La hermosa Dama Mona Roseheart, su madre, abrió sus ojos azul pálido. —Eres realmente amable, Nero —dijo—. ¿No sientes resentimiento hacia mí y tu padre? Decidimos escapar de este mundo con Neoma. Y la única razón por la que decidimos dejarte aquí es para que gobernases el imperio.
—Debe haber una razón por la que necesitaba convertirme en emperador.
Su madre asintió lentamente. —Un de Moonasterio necesita sentarse en el trono porque solo el Resplandor Lunar de un de Moonasterio podría mantener las puertas vivas.
—¿Las puertas que conducen a otro mundo? —preguntó con curiosidad—. ¿Hay más de una? ¿Significa que hay otros mundos además de aquel del que vino Neoma?
—Sí, hay otros mundos además de ese —confirmó su madre—. Pero solo logré abrir uno. Conduce a un mundo llamado Tierra, y es donde está ubicado el país llamado Corea.
—¿Es ese el país de donde tú y Neoma venís, Madre?
—Sí —dijo, y luego su expresión se volvió fría—. Era el país donde creció Neoma. Pero yo solo pude quedarme allí unos pocos años.
Ahora estaba confundido. —¿Qué quieres decir con eso, Madre?
—Nero, te mostraré algunos de mis recuerdos —dijo su madre, y extendió sus manos hacia él—. Será más fácil mostrarte que contarte lo que ocurrió en el pasado.

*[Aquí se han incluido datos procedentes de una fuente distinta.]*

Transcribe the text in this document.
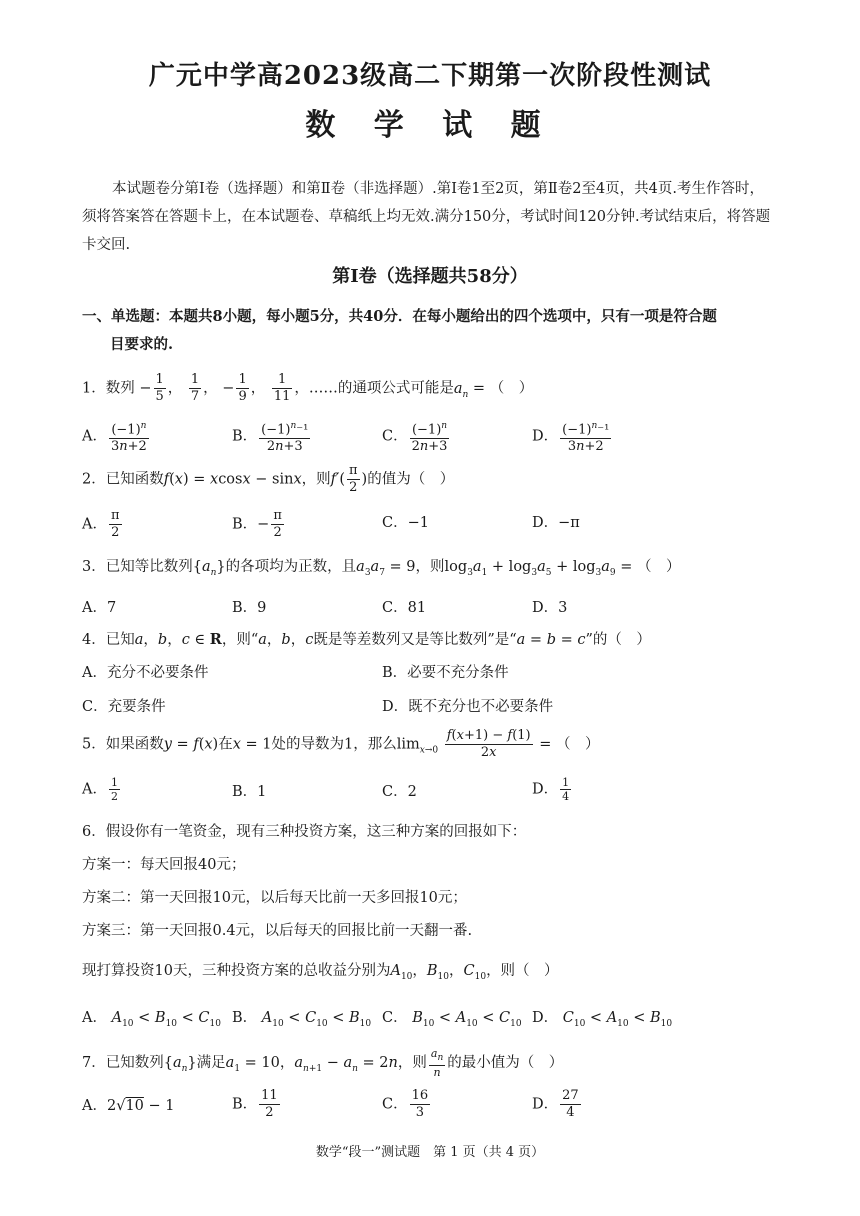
广元中学高2023级高二下期第一次阶段性测试
数 学 试 题
本试题卷分第Ⅰ卷（选择题）和第Ⅱ卷（非选择题）.第Ⅰ卷1至2页，第Ⅱ卷2至4页，共4页.考生作答时，须将答案答在答题卡上，在本试题卷、草稿纸上均无效.满分150分，考试时间120分钟.考试结束后，将答题卡交回.
第Ⅰ卷（选择题共58分）
一、单选题：本题共8小题，每小题5分，共40分．在每小题给出的四个选项中，只有一项是符合题
目要求的.
1．数列 − $\frac{1}{5}$ ， $\frac{1}{7}$ ， − $\frac{1}{9}$ ， $\frac{1}{11}$ ，……的通项公式可能是$a_n$ = （　）
A． $\frac{(-1)^n}{3n+2}$	B． $\frac{(-1)^n^{-1}}{2n+3}$	C． $\frac{(-1)^n}{2n+3}$	D． $\frac{(-1)^n^{-1}}{3n+2}$
2．已知函数f(x) = xcosx − sinx，则$f'( \frac{\pi}{2}$ )的值为（　）
A． $\frac{\pi}{2}$	B．− $\frac{\pi}{2}$	C．−1	D．−π
3．已知等比数列$\{a_n\}$的各项均为正数，且$a_3a_7 = 9$，则$\log_3a_1 + \log_3a_5 + \log_3a_9$ = （　）
A．7	B．9	C．81	D．3
4．已知a，b，c ∈ R，则“a，b，c既是等差数列又是等比数列”是“a = b = c”的（　）
A．充分不必要条件	B．必要不充分条件
C．充要条件	D．既不充分也不必要条件
5．如果函数y = f(x)在x = 1处的导数为1，那么$\lim_{x\to 0} \frac{f(x+1) - f(1)}{2x}$ = （　）
A． $\frac{1}{2}$	B．1	C．2	D． $\frac{1}{4}$
6．假设你有一笔资金，现有三种投资方案，这三种方案的回报如下：
方案一：每天回报40元；
方案二：第一天回报10元，以后每天比前一天多回报10元；
方案三：第一天回报0.4元，以后每天的回报比前一天翻一番.
现打算投资10天，三种投资方案的总收益分别为$A_{10}$，$B_{10}$，$C_{10}$，则（　）
A． $A_{10} < B_{10} < C_{10}$ B． $A_{10} < C_{10} < B_{10}$ C． $B_{10} < A_{10} < C_{10}$ D． $C_{10} < A_{10} < B_{10}$
7．已知数列$\{a_n\}$满足$a_1 = 10$，$a_{n+1} - a_n = 2n$，则 $\frac{a_n}{n}$ 的最小值为（　）
A．2√10 − 1	B． $\frac{11}{2}$	C． $\frac{16}{3}$	D． $\frac{27}{4}$
数学“段一”测试题　第 1 页（共 4 页）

Nero tomó las manos de su madre y cerró los ojos.
***
MONA se agarró la cabeza y cerró los ojos con fuerza cuando de repente sintió como si su cráneo se partiera en dos.
Por alguna razón, imágenes desconocidas que parecían recuerdos comenzaron a inundar su mente. Para su sorpresa, esos recuerdos le pertenecían. Las imágenes aparecían tan rápido que apenas entendía lo que estaba sucediendo.
Podía ver un vistazo del futuro. Pero lo que estaba viendo ahora eran recuerdos del pasado.
Un pasado que no podía recordar.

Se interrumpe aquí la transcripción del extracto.